If battleships could blush, the USS Missouri would be bright red. This proud World War II vessel that hosted the 1945 surrender of Japan in Tokyo Bay has become the center of a battle over taste. Should the Navy have allowed Cher to film a video in which she pranced around the deck of the Missouri wearing a fishnet G-string?

The video, "If I Could Turn Back Time," was so risque that MTV -- that arbiter of bad taste -- doesn't show it until after 9 p.m. Now a few Navy officials are wishing they could turn back time.

The military services get plenty of requests from Hollywood asking for their equipment, bases and people. Most of the projects are turned down. If they are approved, the producers must generally agree to accept suggestions from military critics.

The conversion of bases, ships and planes to movie sets amounts to nothing more than taxpayer-subsidized giveaways. If the producers are charged a fee, it rarely covers the costs. The Pentagon justifies it by saying that the films are good recruiting tools.

That was the thinking when Cher applied to use the Missouri, but now the Navy brass wonders if the recruiting benefit outweighs the criticism from veterans' groups.

The Navy was at first thrilled with the publicity value of a Cher video. The video "was an opportunity for us to get national exposure and reach the lucrative recruitable youth audience that watch MTV," one Navy official told us. The viewers would be subjected to the "subliminal advertisement of the Navy seeing Cher aboard a battleship with sailors."

The Navy was right about the "exposure" and "subliminal" parts.

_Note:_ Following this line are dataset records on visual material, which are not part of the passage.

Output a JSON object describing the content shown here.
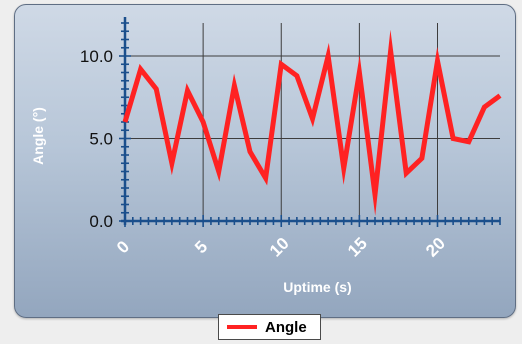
{
  "chart_data": {
    "type": "line",
    "xlabel": "Uptime (s)",
    "ylabel": "Angle (°)",
    "xlim": [
      0,
      24
    ],
    "ylim": [
      0,
      12
    ],
    "x_ticks": [
      0,
      5,
      10,
      15,
      20
    ],
    "x_tick_labels": [
      "0",
      "5",
      "10",
      "15",
      "20"
    ],
    "y_ticks": [
      0,
      5,
      10
    ],
    "y_tick_labels": [
      "0.0",
      "5.0",
      "10.0"
    ],
    "grid": true,
    "legend_position": "bottom-center",
    "series": [
      {
        "name": "Angle",
        "color": "#ff2222",
        "x": [
          0,
          1,
          2,
          3,
          4,
          5,
          6,
          7,
          8,
          9,
          10,
          11,
          12,
          13,
          14,
          15,
          16,
          17,
          18,
          19,
          20,
          21,
          22,
          23,
          24
        ],
        "y": [
          6.0,
          9.2,
          8.0,
          3.5,
          7.9,
          6.0,
          3.0,
          8.2,
          4.2,
          2.6,
          9.5,
          8.8,
          6.2,
          10.0,
          3.2,
          9.0,
          1.6,
          10.3,
          2.9,
          3.8,
          9.7,
          5.0,
          4.8,
          6.9,
          7.6
        ]
      }
    ]
  },
  "legend": {
    "label": "Angle"
  }
}
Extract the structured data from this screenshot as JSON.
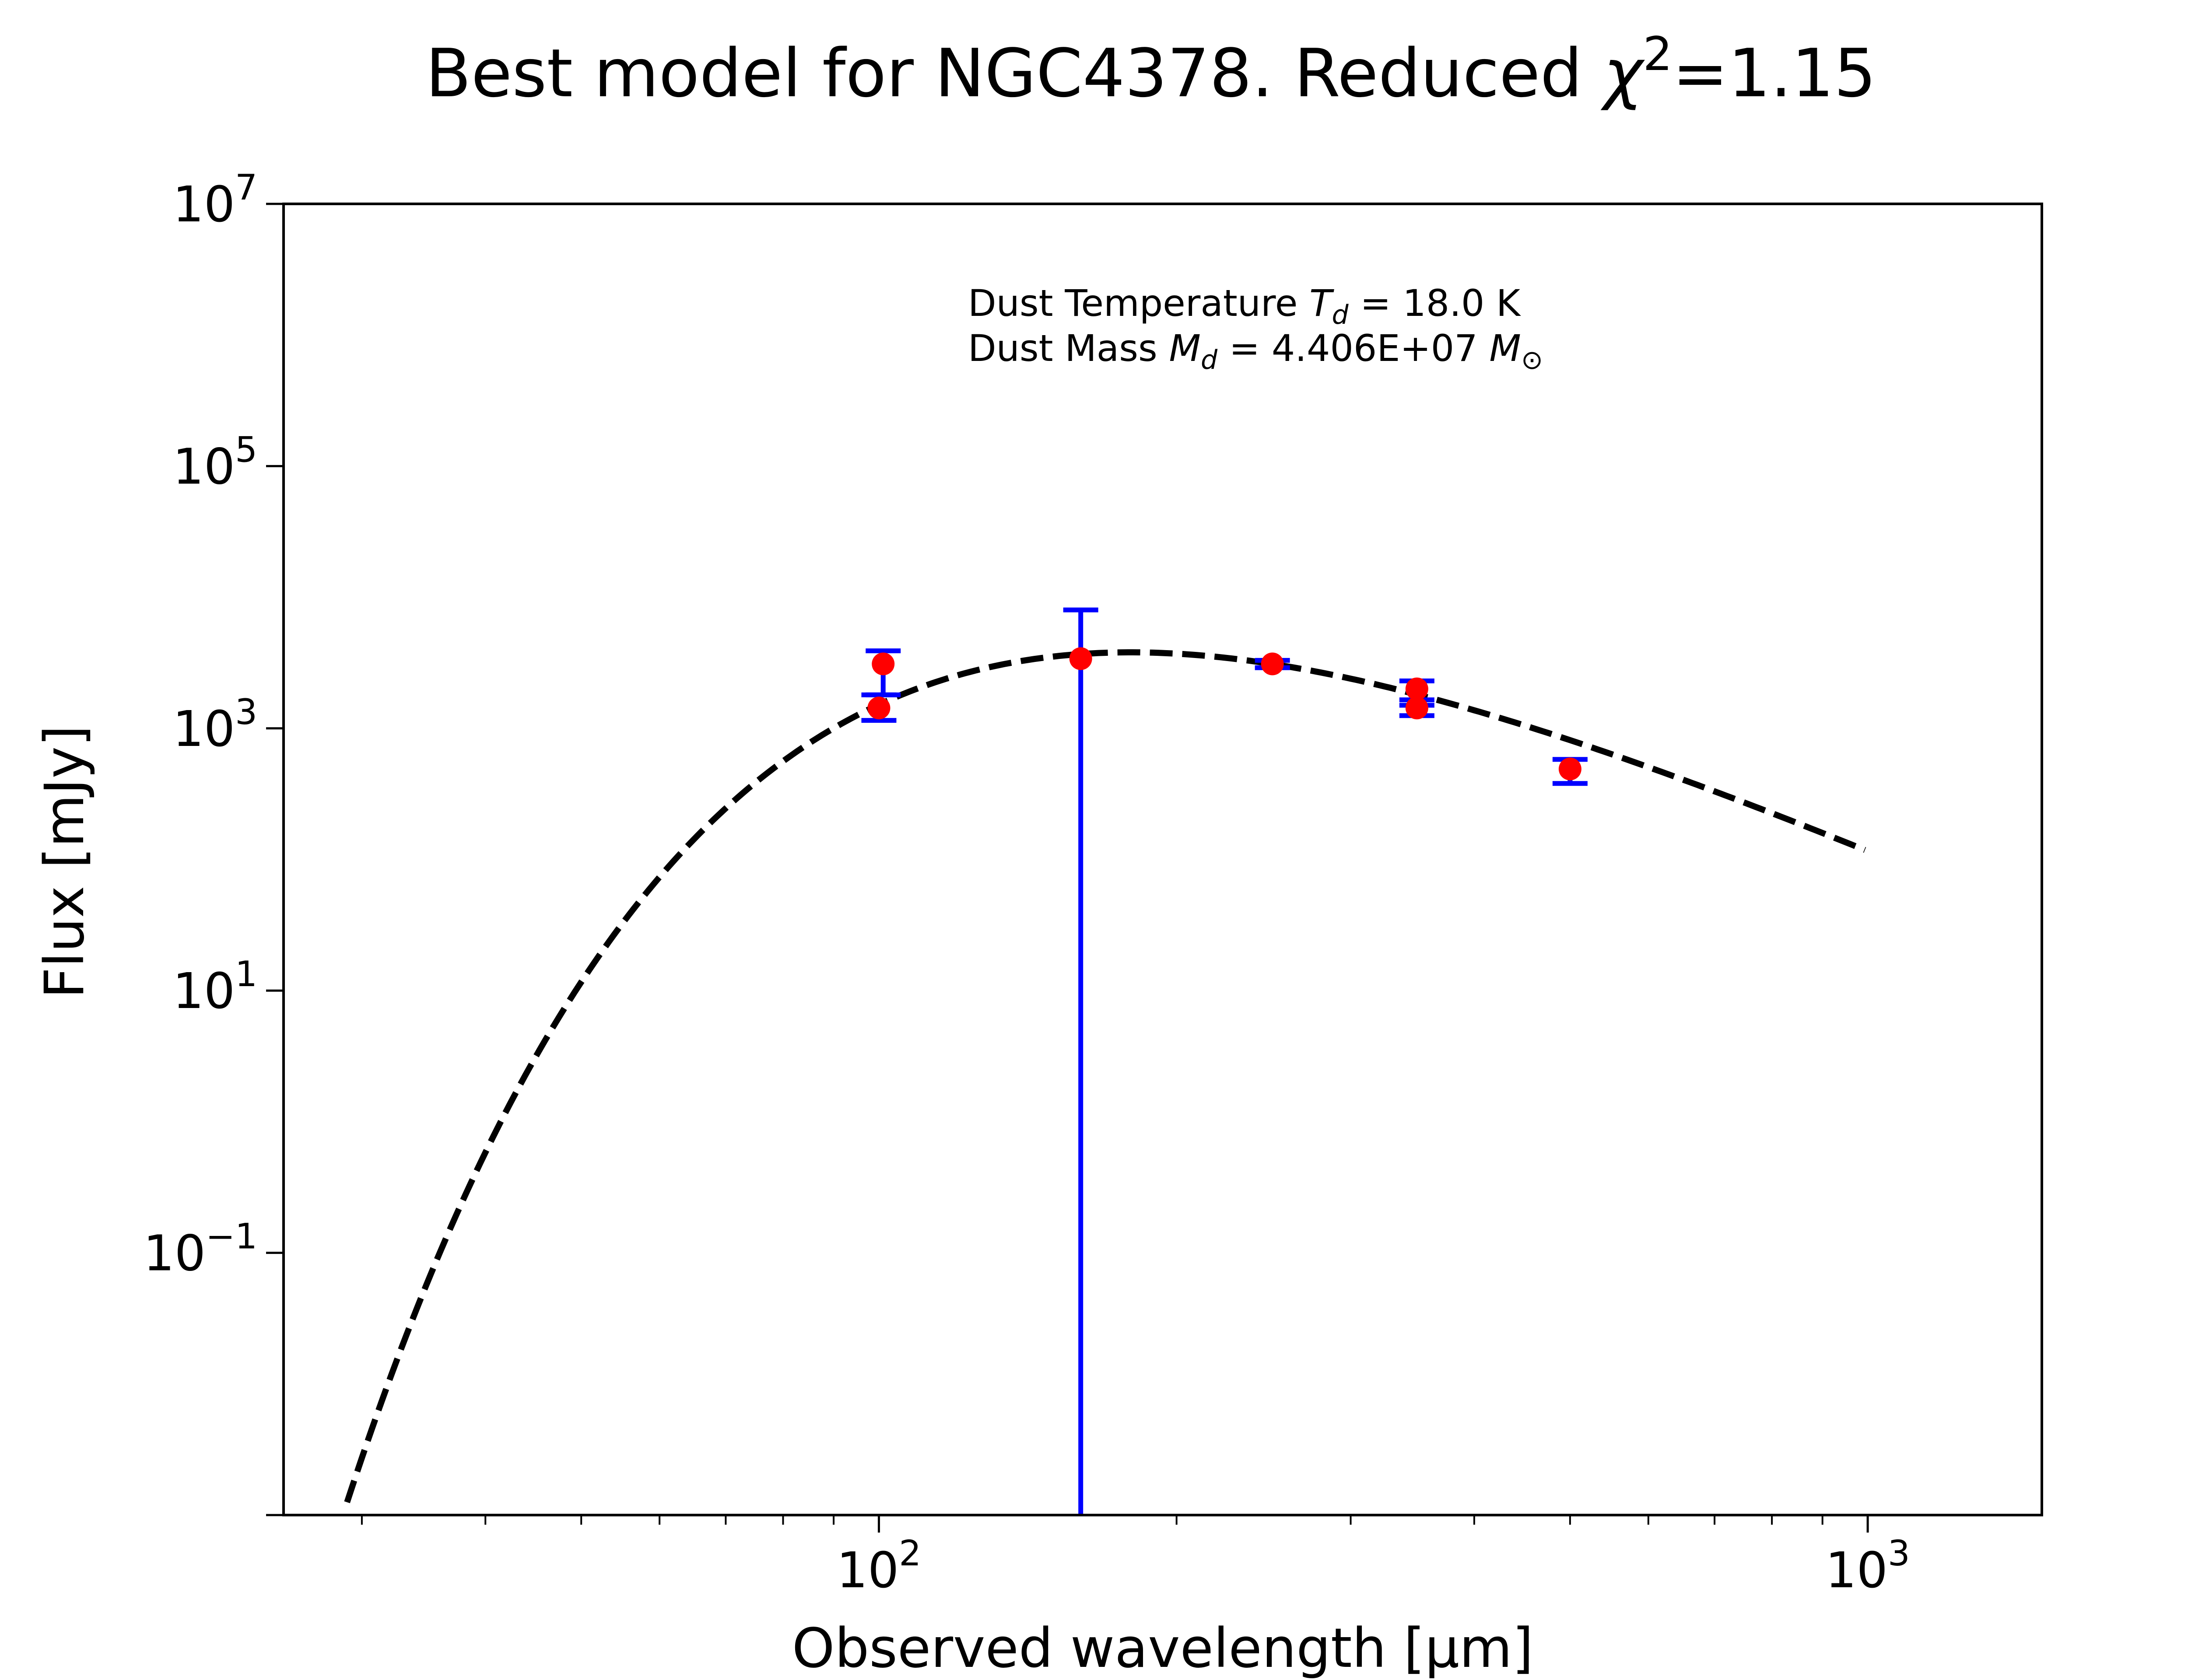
{
  "chart_data": {
    "type": "scatter",
    "title": "Best model for NGC4378. Reduced χ²=1.15",
    "title_parts": {
      "prefix": "Best model for NGC4378. Reduced ",
      "chi": "χ",
      "sup": "2",
      "suffix": "=1.15"
    },
    "xlabel": "Observed wavelength [μm]",
    "ylabel": "Flux [mJy]",
    "xscale": "log",
    "yscale": "log",
    "xlim": [
      25,
      1500
    ],
    "ylim": [
      0.001,
      10000000
    ],
    "grid": false,
    "x_ticks": [
      {
        "value": 100,
        "base": "10",
        "exp": "2"
      },
      {
        "value": 1000,
        "base": "10",
        "exp": "3"
      }
    ],
    "y_ticks": [
      {
        "value": 0.1,
        "base": "10",
        "exp": "−1"
      },
      {
        "value": 10,
        "base": "10",
        "exp": "1"
      },
      {
        "value": 1000,
        "base": "10",
        "exp": "3"
      },
      {
        "value": 100000,
        "base": "10",
        "exp": "5"
      },
      {
        "value": 10000000,
        "base": "10",
        "exp": "7"
      }
    ],
    "annotations": [
      {
        "label": "Dust Temperature ",
        "symbol": "T",
        "sub": "d",
        "value": " = 18.0 K"
      },
      {
        "label": "Dust Mass ",
        "symbol": "M",
        "sub": "d",
        "value": " = 4.406E+07 ",
        "unit": "M",
        "unit_sub": "⊙"
      }
    ],
    "series": [
      {
        "name": "observations",
        "marker_color": "#ff0000",
        "errorbar_color": "#0000ff",
        "points": [
          {
            "x": 100,
            "y": 1430,
            "err_low": 1150,
            "err_high": 1800
          },
          {
            "x": 101,
            "y": 3100,
            "err_low": 1800,
            "err_high": 3900
          },
          {
            "x": 160,
            "y": 3400,
            "err_low": 0.001,
            "err_high": 8000
          },
          {
            "x": 250,
            "y": 3100,
            "err_low": 2900,
            "err_high": 3300
          },
          {
            "x": 350,
            "y": 2000,
            "err_low": 1500,
            "err_high": 2300
          },
          {
            "x": 350,
            "y": 1430,
            "err_low": 1250,
            "err_high": 1650
          },
          {
            "x": 500,
            "y": 490,
            "err_low": 380,
            "err_high": 580
          }
        ]
      },
      {
        "name": "model",
        "line_color": "#000000",
        "line_style": "dashed",
        "T_dust": 18.0,
        "x_range": [
          28,
          1000
        ],
        "peak": {
          "x": 170,
          "y": 3800
        },
        "end": {
          "x": 1000,
          "y": 72
        }
      }
    ]
  }
}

Cher's producers initially approached the Navy with a modest little video about a sailor who gets a "Dear John" letter aboard ship. But when Cher saw the massive -- dare we say, phallic -- guns on the Missouri, all modesty was thrown to the wind.

Cher donned her mesh and leather strap outfit, and the controversy was on. Navy officials told us the costume was "an unanticipated change during final stages of production. And it produced an unintended result, in retrospect."

One can only imagine how retrospective the Navy brass was to see Cher riding the guns like Debra Winger on a mechanical horse and undulating in front of a sea of 150 real sailors.

The filming ate up three days of the Missouri's time last July, and the production company didn't pay a penny to the Navy.

The video will have to go a long way to beat the best recruitment film the Navy ever got: "Top Gun." In that case, the Navy cooperated for a price -- $7,600 an hour for the use of airplanes.

When it comes to taste, the Pentagon's standards are spotty. Clint Eastwood was not allowed to use military facilities to film "Heartbreak Ridge" because his character used profanity. The Army turned down "Platoon," according to a 1984 confidential memo, because "the script presents an unfair and inaccurate view of the Army."

The first Rambo movie, "First Blood," was rejected because it implied that the Army trained people to kill, unlike the Navy, which apparently trains people to dance.